One man told us he lay in bed for long periods without anyone asking if he was okay; when he asked for glasses due to poor eyesight, he received no response. Another man with severe tooth pain told a lawyer he eventually pulled out all his teeth himself because he could not bear the pain and had not been given proper treatment.

The mental health impact of prolonged, uncertain detention is also profound. Past reports documented people sinking into deep depression, including an Algerian man who became almost unable to speak to others after a year inside Lukavica. The centre’s own records confirm at least one death after just three days in custody, a stark reminder of how quickly neglect and stress can become fatal.

Why this facility matters far beyond its walls

Lukavica is more than a building on the edge of East Sarajevo. It is the physical core of Bosnia’s immigration detention system, a space where EU funding, national security narratives and everyday violence intersect. For seventeen years, it has operated with minimal transparency, despite repeated warnings from the Ombudsman, the European Court of Human Rights, UN mechanisms and human rights organisations.
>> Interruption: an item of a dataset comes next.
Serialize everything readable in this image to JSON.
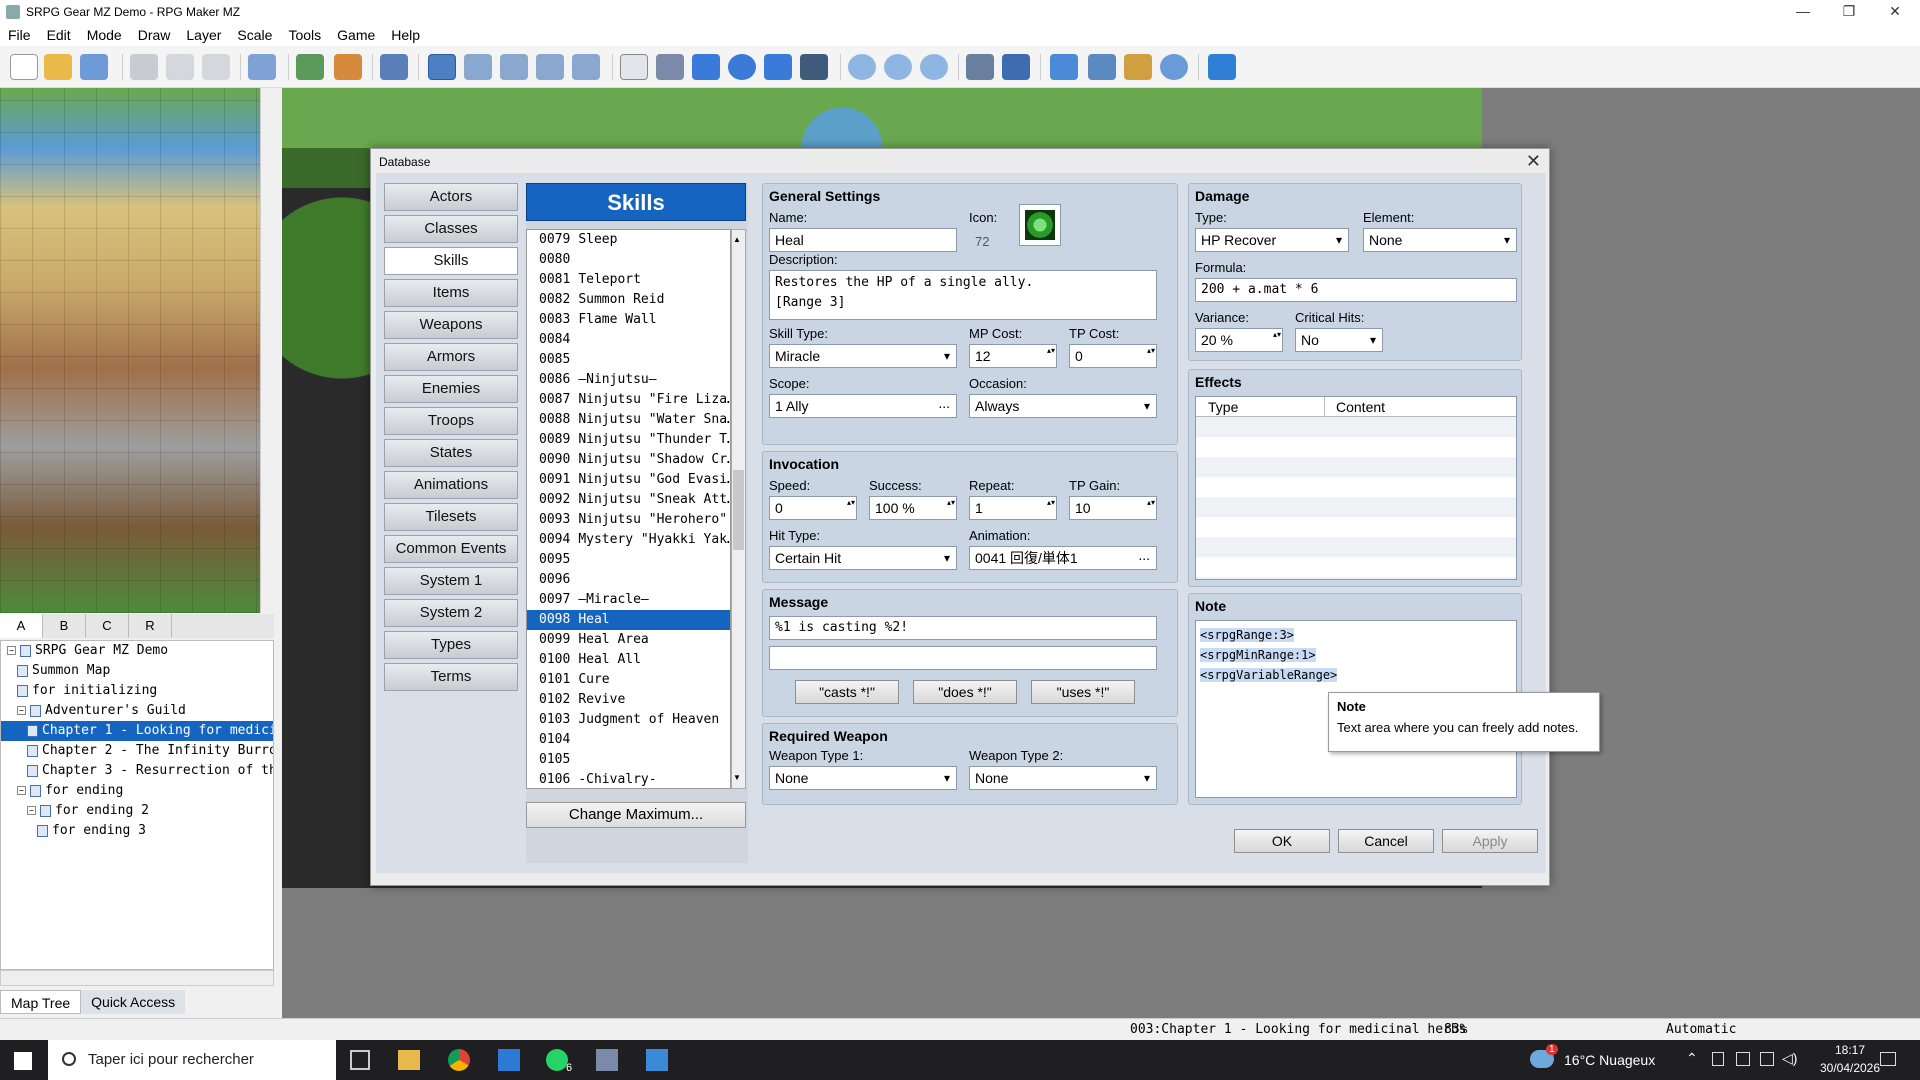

By reconstructing what Lukavica is, how it looks, who it holds and what life there is like, our report aims to make it harder to treat the facility as an abstract “centre” on a map. It is a place where specific people sleep in mouldy cells, ration water from sinks next to toilets, fear beatings and deportation, and wait for legal remedies that too often never arrive.

In the next pieces, we will look more closely at legal remedies, children in detention and the role of EU externalisation policies,  but all of that starts here, behind Lukavica’s locked doors.